Крючок нахмурился, но обезоруживающая улыбка Ленни победила его суровость.
- Ладно, посиди пока, - сказал он. - Пока не решишь уйти и оставить меня в покое, можешь посидеть тут. - Его тон стал чуть более дружественен. - Значит, говоришь, все парни отчалили в город, а?
- Все, кроме Липкого. Он сидит в бараке и точит свой карандаш, точит и думает.
Крючок поправил очки.
- Думает? И о чём же он думает?
- Об кроликах, - торжествующе изрёк Ленни.
- Ты спятил, - сказал Крючок. - Чокнулся напрочь. О каких кроликах ты толкуешь?
- О кроликах, которые у нас будут, и я буду смотреть за ними, косить для них траву, буду поить их и всё такое.
- Точно, спятил, - кивнул Крючок. - Правильно твой друг не спускает с тебя глаз.
Ленни тихо сказал:
- Я не вру. Всё так и будет. У нас будет маленькое ранчо и мы станем жить от тука земли.

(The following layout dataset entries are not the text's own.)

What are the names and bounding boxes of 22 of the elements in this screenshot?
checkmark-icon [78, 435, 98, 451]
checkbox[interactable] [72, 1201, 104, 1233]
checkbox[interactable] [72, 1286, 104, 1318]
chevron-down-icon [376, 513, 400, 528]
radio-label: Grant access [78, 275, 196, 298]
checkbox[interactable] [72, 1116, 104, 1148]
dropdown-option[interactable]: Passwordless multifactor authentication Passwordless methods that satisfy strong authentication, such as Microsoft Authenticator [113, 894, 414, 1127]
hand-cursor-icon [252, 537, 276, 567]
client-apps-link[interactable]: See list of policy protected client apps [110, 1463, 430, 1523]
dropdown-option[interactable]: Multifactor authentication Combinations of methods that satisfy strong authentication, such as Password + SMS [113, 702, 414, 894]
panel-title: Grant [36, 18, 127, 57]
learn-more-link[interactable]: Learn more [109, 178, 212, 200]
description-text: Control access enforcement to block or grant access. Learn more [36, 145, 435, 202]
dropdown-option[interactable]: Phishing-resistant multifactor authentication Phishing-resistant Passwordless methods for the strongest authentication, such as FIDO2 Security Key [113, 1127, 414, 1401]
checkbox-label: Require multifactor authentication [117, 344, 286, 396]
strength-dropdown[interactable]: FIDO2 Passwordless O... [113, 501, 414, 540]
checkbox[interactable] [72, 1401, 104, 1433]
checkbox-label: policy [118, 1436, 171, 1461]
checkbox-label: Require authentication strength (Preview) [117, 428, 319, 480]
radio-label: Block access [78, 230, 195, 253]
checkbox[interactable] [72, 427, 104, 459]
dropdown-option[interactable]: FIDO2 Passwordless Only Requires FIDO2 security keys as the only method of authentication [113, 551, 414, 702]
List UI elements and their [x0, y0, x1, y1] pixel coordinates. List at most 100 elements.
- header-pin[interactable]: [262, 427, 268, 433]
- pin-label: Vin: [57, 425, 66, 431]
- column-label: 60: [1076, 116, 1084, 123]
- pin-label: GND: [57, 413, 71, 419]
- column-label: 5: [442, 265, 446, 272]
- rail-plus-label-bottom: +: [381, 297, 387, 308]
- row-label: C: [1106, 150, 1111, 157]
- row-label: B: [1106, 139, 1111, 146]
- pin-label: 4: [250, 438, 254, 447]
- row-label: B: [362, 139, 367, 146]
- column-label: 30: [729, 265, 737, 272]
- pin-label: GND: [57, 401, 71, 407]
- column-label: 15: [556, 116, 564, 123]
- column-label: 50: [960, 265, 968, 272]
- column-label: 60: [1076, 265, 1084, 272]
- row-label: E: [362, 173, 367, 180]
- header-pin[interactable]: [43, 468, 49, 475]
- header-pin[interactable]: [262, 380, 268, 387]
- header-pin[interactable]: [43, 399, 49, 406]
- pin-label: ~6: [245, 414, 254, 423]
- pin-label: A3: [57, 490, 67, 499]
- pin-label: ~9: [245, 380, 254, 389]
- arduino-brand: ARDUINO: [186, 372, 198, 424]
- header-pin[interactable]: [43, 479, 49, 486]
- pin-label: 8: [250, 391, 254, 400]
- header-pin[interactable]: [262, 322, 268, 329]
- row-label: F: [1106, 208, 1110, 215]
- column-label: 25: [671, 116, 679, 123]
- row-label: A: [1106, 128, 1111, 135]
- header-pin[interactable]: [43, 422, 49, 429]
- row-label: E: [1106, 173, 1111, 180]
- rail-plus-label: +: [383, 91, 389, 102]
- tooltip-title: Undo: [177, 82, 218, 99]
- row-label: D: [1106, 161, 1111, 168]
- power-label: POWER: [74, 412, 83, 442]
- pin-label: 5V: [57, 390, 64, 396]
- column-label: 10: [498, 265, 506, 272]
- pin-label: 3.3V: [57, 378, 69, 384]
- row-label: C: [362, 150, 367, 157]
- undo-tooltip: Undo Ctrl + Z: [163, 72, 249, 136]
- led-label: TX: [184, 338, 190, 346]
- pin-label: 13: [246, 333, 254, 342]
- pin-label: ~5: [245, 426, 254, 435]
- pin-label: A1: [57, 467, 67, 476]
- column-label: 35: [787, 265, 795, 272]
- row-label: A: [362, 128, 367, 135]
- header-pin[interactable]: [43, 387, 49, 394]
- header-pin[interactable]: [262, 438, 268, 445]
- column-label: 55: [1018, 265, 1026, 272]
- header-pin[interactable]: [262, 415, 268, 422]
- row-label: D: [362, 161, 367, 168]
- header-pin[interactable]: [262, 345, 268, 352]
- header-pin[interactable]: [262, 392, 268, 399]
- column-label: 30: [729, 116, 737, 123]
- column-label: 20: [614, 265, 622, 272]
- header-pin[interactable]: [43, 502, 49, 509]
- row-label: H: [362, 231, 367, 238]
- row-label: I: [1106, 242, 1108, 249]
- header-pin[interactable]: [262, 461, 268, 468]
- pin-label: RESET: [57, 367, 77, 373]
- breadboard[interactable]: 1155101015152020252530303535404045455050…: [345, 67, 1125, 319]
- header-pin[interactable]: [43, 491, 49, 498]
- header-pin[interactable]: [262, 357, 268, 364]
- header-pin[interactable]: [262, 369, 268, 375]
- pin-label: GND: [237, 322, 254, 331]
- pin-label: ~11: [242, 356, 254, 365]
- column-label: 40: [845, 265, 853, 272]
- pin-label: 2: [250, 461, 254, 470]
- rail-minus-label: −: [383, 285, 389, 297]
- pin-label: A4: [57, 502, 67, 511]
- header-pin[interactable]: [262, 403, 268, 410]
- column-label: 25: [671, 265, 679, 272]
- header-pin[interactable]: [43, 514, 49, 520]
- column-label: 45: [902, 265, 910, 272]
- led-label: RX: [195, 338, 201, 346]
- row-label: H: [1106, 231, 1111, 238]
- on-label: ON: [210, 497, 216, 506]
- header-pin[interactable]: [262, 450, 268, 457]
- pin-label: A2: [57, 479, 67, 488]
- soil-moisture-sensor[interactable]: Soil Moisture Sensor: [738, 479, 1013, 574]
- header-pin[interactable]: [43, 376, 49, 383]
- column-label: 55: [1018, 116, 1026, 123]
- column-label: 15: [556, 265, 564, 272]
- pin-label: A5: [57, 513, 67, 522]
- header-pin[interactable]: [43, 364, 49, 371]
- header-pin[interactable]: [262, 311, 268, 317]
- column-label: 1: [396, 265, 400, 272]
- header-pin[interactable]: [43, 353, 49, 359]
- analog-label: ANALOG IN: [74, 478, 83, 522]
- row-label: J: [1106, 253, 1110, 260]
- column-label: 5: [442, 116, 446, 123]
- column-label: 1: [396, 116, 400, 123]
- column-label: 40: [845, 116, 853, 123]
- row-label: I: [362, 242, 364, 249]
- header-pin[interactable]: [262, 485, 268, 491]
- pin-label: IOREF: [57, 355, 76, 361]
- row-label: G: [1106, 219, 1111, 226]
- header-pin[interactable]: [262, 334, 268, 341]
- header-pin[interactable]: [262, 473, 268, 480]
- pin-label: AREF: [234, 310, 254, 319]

Крючок поудобней устроился на лежаке.
- Садись, - пригласил он. - Вон, на бочонок с гвоздями.
Ленни скрючился на маленьком бочонке, осторожно поглядывая на конюха.
- Ты думаешь, я вру, - сказал он. - Но это правда. Каждое слово правда, можешь спросить у Джорджа.
Крючок подался вперёд, упёр чёрный подбородок в ладонь, взгляд его заскользил по бесформенному лицу Ленни.
- Вы странничаете на пару с Джорджем, ага?
- Ну да. Мы всегда вместе.
- Иногда он говорит, а ты знать не знаешь, о чём он толкует, так ведь? - Он ещё больше подался вперёд, буравя Ленни взглядом глубоко посаженных глаз. - Ведь так, а?
- Ну… да… иногда.
- Знай себе молотит языком, а ты никак не поймёшь, а?
- Да… иногда. Но… не всегда.
Крючок перегнулся через край лежака.
- Я - нигер с юга, - сказал он. - Я родился здесь, в Калифорнии. У моего старика была куриная ферма, акров десять. Дети белых приходили к нам играть, а иногда я ходил играть к ним, некоторые из них были очень добрые. Моему старику это не нравилось. Я и долгое время спустя всё никак не мог понять, почему это ему не нравилось. Теперь–то знаю, - он помедлил в замешательстве, а когда заговорил снова, его голос стал мягче. - Там на мили вокруг не было больше ни одной цветной семьи. И здесь, на этом ранчо, нет больше ни одного цветного - только в Соледаде, кажется, одна семья. - Он рассмеялся. - Поэтому если я чего говорю, так это ж только нигер говорит, на это можно забить.